Every so often I would spring a Mrs. Pauline reference on somebody, just to see if I could trip them up, but they would stare at me like I was psycho.


It got so I almost believed them - Mrs. Pauline had never existed.


Almost.


But Maryline couldn't fool me. When I mentioned the name Pauline to her, she would hesitate, then claim she didn't exist. But I knew she was lying.


Something was going on. Something had happened at the museum.


I didn't have much time to think about it during the days, but at night, visions of Mrs. Pauline with talons and leathery wings would wake me up in the cold sweat.


The freak waether continued, which didn't help my mood. One night, a thunderstorm blew out the windws in my dorm room. A few days later, the biggest tornado down only fifty miles from YancyAcademy. One of the current events we studied in social studies class was the unusual number of small planes that had gone down in sudden squalls in the Atlantic that year.

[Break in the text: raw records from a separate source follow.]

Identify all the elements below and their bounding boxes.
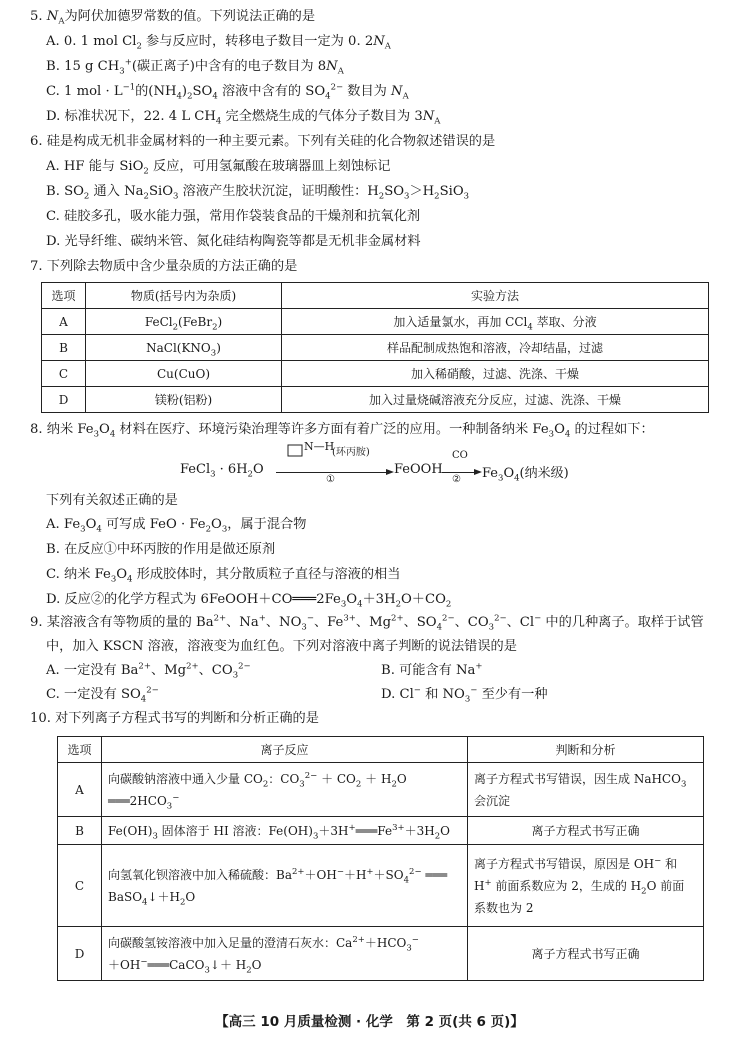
q6-option-a: A. HF 能与 SiO$_2$ 反应，可用氢氟酸在玻璃器皿上刻蚀标记 xyxy=(46,159,391,177)
q10-row-b-analysis: 离子方程式书写正确 xyxy=(468,817,704,845)
q7-header-option: 选项 xyxy=(42,283,86,309)
q7-row-d-substance: 镁粉(铝粉) xyxy=(86,387,282,413)
q8-option-a: A. $Fe_3O_4$ 可写成 FeO · $Fe_2O_3$，属于混合物 xyxy=(46,517,307,535)
scheme-reagent-1-name: (环丙胺) xyxy=(332,447,370,458)
q8-option-c: C. 纳米 $Fe_3O_4$ 形成胶体时，其分散质粒子直径与溶液的相当 xyxy=(46,567,401,585)
q10-row-a-reaction: 向碳酸钠溶液中通入少量 $CO_2$：$CO_3^{2-} + CO_2 + H_2O$ $═══2HCO_3^-$ xyxy=(102,763,468,817)
scheme-arrow-1-head xyxy=(386,469,394,475)
table-row xyxy=(58,763,704,817)
table-row xyxy=(42,309,709,335)
q8-stem: 8. 纳米 $Fe_3O_4$ 材料在医疗、环境污染治理等许多方面有着广泛的应用。一种制备纳米 $Fe_3O_4$ 的过程如下： xyxy=(30,422,654,440)
q6-stem: 6. 硅是构成无机非金属材料的一种主要元素。下列有关硅的化合物叙述错误的是 xyxy=(30,134,496,149)
q10-row-d-option: D xyxy=(58,927,102,981)
q9-option-a: A. 一定没有 $Ba^{2+}$、$Mg^{2+}$、$CO_3^{2-}$ xyxy=(46,661,251,681)
q10-row-c-reaction: 向氢氧化钡溶液中加入稀硫酸：$Ba^{2+}+OH^-+H^++SO_4^{2-}$ ═══ $BaSO_4↓+H_2O$ xyxy=(102,845,468,927)
q5-option-b: B. 15 g $CH_3^+$(碳正离子)中含有的电子数目为 $8N_A$ xyxy=(46,57,344,77)
table-row xyxy=(42,335,709,361)
scheme-arrow-2 xyxy=(442,472,476,473)
q7-header-substance: 物质(括号内为杂质) xyxy=(86,283,282,309)
q10-row-c-option: C xyxy=(58,845,102,927)
q5-option-a: A. 0. 1 mol $Cl_2$ 参与反应时，转移电子数目一定为 0. $2N_A$ xyxy=(46,34,391,52)
q6-option-d: D. 光导纤维、碳纳米管、氮化硅结构陶瓷等都是无机非金属材料 xyxy=(46,234,421,249)
q7-header-method: 实验方法 xyxy=(282,283,709,309)
q10-row-a-analysis: 离子方程式书写错误，因生成 NaHCO$_3$ 会沉淀 xyxy=(468,763,704,817)
q9-option-c: C. 一定没有 $SO_4^{2-}$ xyxy=(46,685,159,705)
q7-row-a-method: 加入适量氯水，再加 CCl$_4$ 萃取、分液 xyxy=(282,309,709,335)
scheme-arrow-1 xyxy=(276,472,388,473)
table-row xyxy=(58,845,704,927)
scheme-step-2: ② xyxy=(452,474,461,485)
scheme-reactant: FeCl$_3$ · $6H_2O$ xyxy=(180,462,264,480)
q7-row-a-option: A xyxy=(42,309,86,335)
q5-option-d: D. 标准状况下，22. 4 L $CH_4$ 完全燃烧生成的气体分子数目为 $3N_A$ xyxy=(46,109,441,127)
q7-row-c-method: 加入稀硝酸，过滤、洗涤、干燥 xyxy=(282,361,709,387)
q10-stem: 10. 对下列离子方程式书写的判断和分析正确的是 xyxy=(30,711,319,726)
q10-row-d-reaction: 向碳酸氢铵溶液中加入足量的澄清石灰水：$Ca^{2+}+HCO_3^-$ ＋OH−═══CaCO$_3$↓＋ $H_2O$ xyxy=(102,927,468,981)
q5-stem: 5. $N_A$为阿伏加德罗常数的值。下列说法正确的是 xyxy=(30,9,316,27)
q6-option-b: B. $SO_2$ 通入 $Na_2SiO_3$ 溶液产生胶状沉淀，证明酸性：$H_2SO_3>H_2SiO_3$ xyxy=(46,184,470,202)
q7-row-b-option: B xyxy=(42,335,86,361)
q10-row-d-analysis: 离子方程式书写正确 xyxy=(468,927,704,981)
page-footer: 【高三 10 月质量检测 · 化学 第 2 页(共 6 页)】 xyxy=(215,1014,524,1030)
q9-stem-line-2: 中，加入 KSCN 溶液，溶液变为血红色。下列对溶液中离子判断的说法错误的是 xyxy=(46,639,517,654)
q9-option-d: D. Cl− 和 $NO_3^-$ 至少有一种 xyxy=(381,685,548,705)
q9-stem-line-1: 9. 某溶液含有等物质的量的 $Ba^{2+}$、Na+、$NO_3^-$、$Fe^{3+}$、$Mg^{2+}$、$SO_4^{2-}$、$CO_3^{2-}$、Cl− 中的几种离子。取样于试管 xyxy=(30,613,704,633)
scheme-intermediate: FeOOH xyxy=(394,462,443,477)
q10-header-reaction: 离子反应 xyxy=(102,737,468,763)
scheme-arrow-2-head xyxy=(474,469,482,475)
scheme-reagent-2: CO xyxy=(452,450,468,461)
q10-row-b-option: B xyxy=(58,817,102,845)
q10-row-a-option: A xyxy=(58,763,102,817)
q10-row-c-analysis: 离子方程式书写错误，原因是 OH− 和 H+ 前面系数应为 2，生成的 $H_2O$ 前面 系数也为 2 xyxy=(468,845,704,927)
scheme-step-1: ① xyxy=(326,474,335,485)
table-row xyxy=(42,361,709,387)
table-row xyxy=(58,817,704,845)
q7-row-b-method: 样品配制成热饱和溶液，冷却结晶，过滤 xyxy=(282,335,709,361)
q7-table-header xyxy=(42,283,709,309)
q7-row-a-substance: FeCl$_2$(FeBr$_2$) xyxy=(86,309,282,335)
q7-row-b-substance: $NaCl(KNO_3)$ xyxy=(86,335,282,361)
q7-stem: 7. 下列除去物质中含少量杂质的方法正确的是 xyxy=(30,259,298,274)
q7-row-c-substance: Cu(CuO) xyxy=(86,361,282,387)
q7-row-d-method: 加入过量烧碱溶液充分反应，过滤、洗涤、干燥 xyxy=(282,387,709,413)
q7-row-d-option: D xyxy=(42,387,86,413)
q10-table xyxy=(57,736,704,981)
scheme-product: $Fe_3O_4$(纳米级) xyxy=(482,466,569,484)
q9-option-b: B. 可能含有 Na+ xyxy=(381,661,483,678)
q10-header-option: 选项 xyxy=(58,737,102,763)
q8-lead: 下列有关叙述正确的是 xyxy=(46,493,178,508)
q8-option-b: B. 在反应①中环丙胺的作用是做还原剂 xyxy=(46,542,276,557)
q8-reaction-scheme xyxy=(180,440,650,490)
q10-row-b-reaction: $Fe(OH)_3$ 固体溶于 HI 溶液：$Fe(OH)_3+3H^+═══Fe^{3+}+3H_2O$ xyxy=(102,817,468,845)
table-row xyxy=(42,387,709,413)
q6-option-c: C. 硅胶多孔，吸水能力强，常用作袋装食品的干燥剂和抗氧化剂 xyxy=(46,209,421,224)
q10-header-analysis: 判断和分析 xyxy=(468,737,704,763)
table-row xyxy=(58,927,704,981)
q5-option-c: C. 1 mol · $L^{-1}$的$(NH_4)_2SO_4$ 溶液中含有的 $SO_4^{2-}$ 数目为 $N_A$ xyxy=(46,82,409,102)
q10-table-header xyxy=(58,737,704,763)
q7-row-c-option: C xyxy=(42,361,86,387)
scheme-reagent-1-amine: N—H xyxy=(304,440,335,453)
q7-table xyxy=(41,282,709,413)
q8-option-d: D. 反应②的化学方程式为 $6FeOOH+CO═══2Fe_3O_4+3H_2O+CO_2$ xyxy=(46,592,452,610)
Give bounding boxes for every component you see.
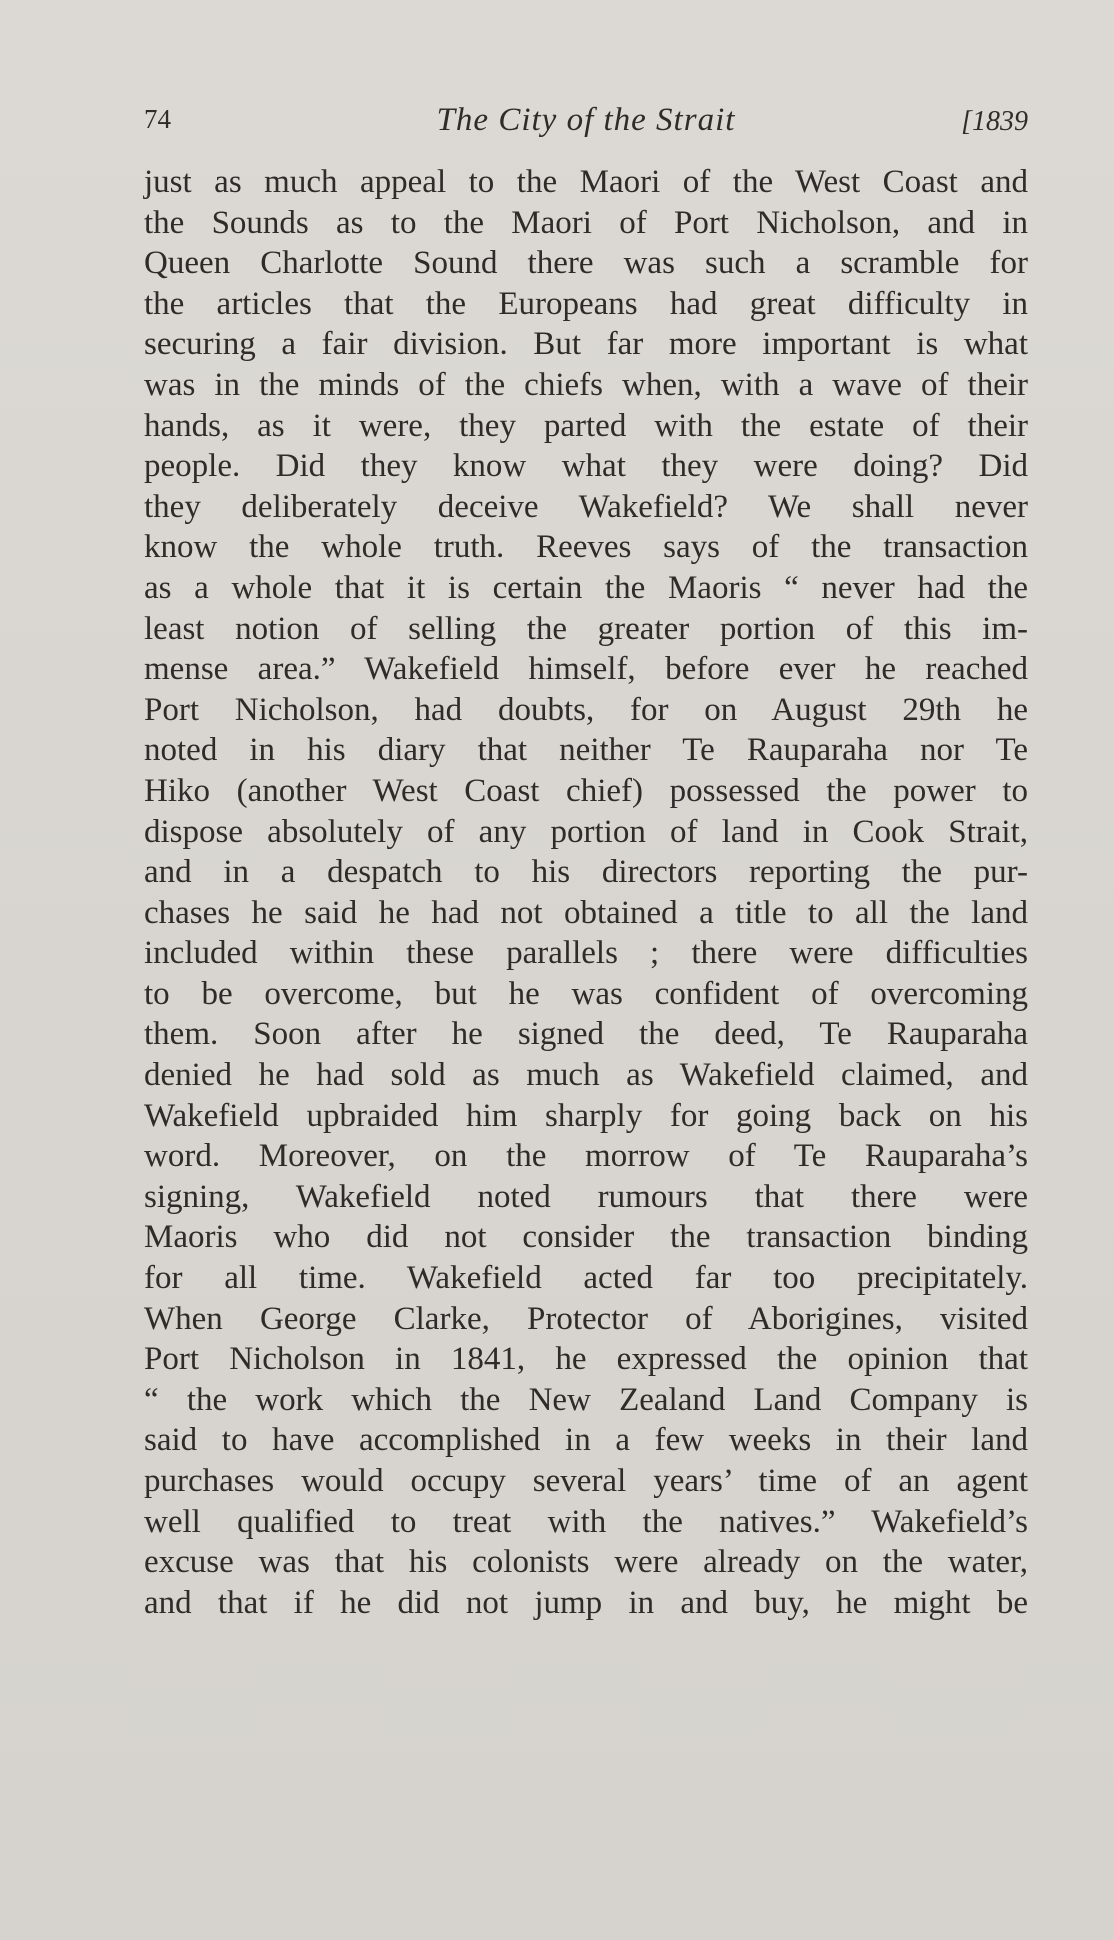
text-line: word. Moreover, on the morrow of Te Rauparaha’s <box>144 1138 1028 1175</box>
text-line: included within these parallels ; there were difficulties <box>144 935 1028 972</box>
text-line: Wakefield upbraided him sharply for going back on his <box>144 1097 1028 1134</box>
text-line: noted in his diary that neither Te Rauparaha nor Te <box>144 732 1028 769</box>
text-line: least notion of selling the greater portion of this im- <box>144 610 1028 647</box>
text-line: Maoris who did not consider the transaction binding <box>144 1219 1028 1256</box>
text-line: dispose absolutely of any portion of land in Cook Strait, <box>144 813 1028 850</box>
text-line: to be overcome, but he was confident of overcoming <box>144 975 1028 1012</box>
text-line: excuse was that his colonists were already on the water, <box>144 1544 1028 1581</box>
page-number: 74 <box>144 104 171 134</box>
text-line: know the whole truth. Reeves says of the transaction <box>144 529 1028 566</box>
text-line: they deliberately deceive Wakefield? We shall never <box>144 488 1028 525</box>
text-line: Port Nicholson in 1841, he expressed the opinion that <box>144 1341 1028 1378</box>
text-line: for all time. Wakefield acted far too precipitately. <box>144 1260 1028 1297</box>
text-line: “ the work which the New Zealand Land Company is <box>144 1381 1028 1418</box>
text-line: the articles that the Europeans had great difficulty in <box>144 285 1028 322</box>
header-year: [1839 <box>961 106 1028 137</box>
text-line: just as much appeal to the Maori of the West Coast and <box>144 164 1028 200</box>
text-line: purchases would occupy several years’ time of an agent <box>144 1463 1028 1499</box>
page-header <box>144 102 1028 146</box>
text-line: Queen Charlotte Sound there was such a scramble for <box>144 245 1028 282</box>
text-line: Hiko (another West Coast chief) possessed the power to <box>144 772 1028 809</box>
text-line: securing a fair division. But far more important is what <box>144 326 1028 363</box>
text-line: denied he had sold as much as Wakefield claimed, and <box>144 1057 1028 1094</box>
text-line: hands, as it were, they parted with the estate of their <box>144 407 1028 444</box>
text-line: chases he said he had not obtained a title to all the land <box>144 894 1028 931</box>
text-line: Port Nicholson, had doubts, for on August 29th he <box>144 691 1028 728</box>
text-line: them. Soon after he signed the deed, Te Rauparaha <box>144 1016 1028 1053</box>
text-line: When George Clarke, Protector of Aborigines, visited <box>144 1300 1028 1337</box>
text-line: the Sounds as to the Maori of Port Nicholson, and in <box>144 204 1028 241</box>
running-title: The City of the Strait <box>436 102 736 138</box>
text-line: mense area.” Wakefield himself, before ever he reached <box>144 651 1028 688</box>
text-line: was in the minds of the chiefs when, with a wave of their <box>144 366 1028 403</box>
text-line: said to have accomplished in a few weeks in their land <box>144 1422 1028 1459</box>
text-line: people. Did they know what they were doing? Did <box>144 448 1028 485</box>
body-text <box>144 162 1028 1623</box>
text-line: well qualified to treat with the natives.” Wakefield’s <box>144 1503 1028 1540</box>
text-line: and in a despatch to his directors reporting the pur- <box>144 854 1028 891</box>
text-line: signing, Wakefield noted rumours that there were <box>144 1178 1028 1215</box>
text-line: as a whole that it is certain the Maoris “ never had the <box>144 569 1028 606</box>
text-line: and that if he did not jump in and buy, he might be <box>144 1584 1028 1621</box>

I started feeling cranky and irritable most of the time. My grades slipped from Bs to Fs. I got into more fights with Amelia Bobofit and her friends. I was sent out into the hallway in almost every class.


Finally, when our English teacher, Mr. Nigel, asked me for the millionth time why I was too laszy to study for spelling tests, I snapped. I called him an old sot. I wasn't sure what it meant, but it sounded good.


The headmaster sent my mom a letter the following weel, making it official: I would not be invited back next year to YancyAcademy.


Fine, I told myself. Just fine.


I was homesick.


I wanted to be with my mom in our little apartment on the Upper East Side, even if I had to go to public school and put up with my obnoxious stepfather and his stupid poker parties.


And yet... there were things I'd miss at Yancy. The view of the woods out my dorm window, the Hudson River in the distance, the smell of pine trees. I'd miss Maryline, who'd been a good friend, even if he was a little strange. I weird how he'd survive next year without me.


I'd miss Latin class, too - Mr. Leonard's crazy tournament days and his faith that I could do better.


As exam week got closer, Latin was the only test I studied for. I hadn't forgotten what Mr. Leonard had told me about this subject being life-and-death for me. I wasn't sure why, but I'd started to believe him.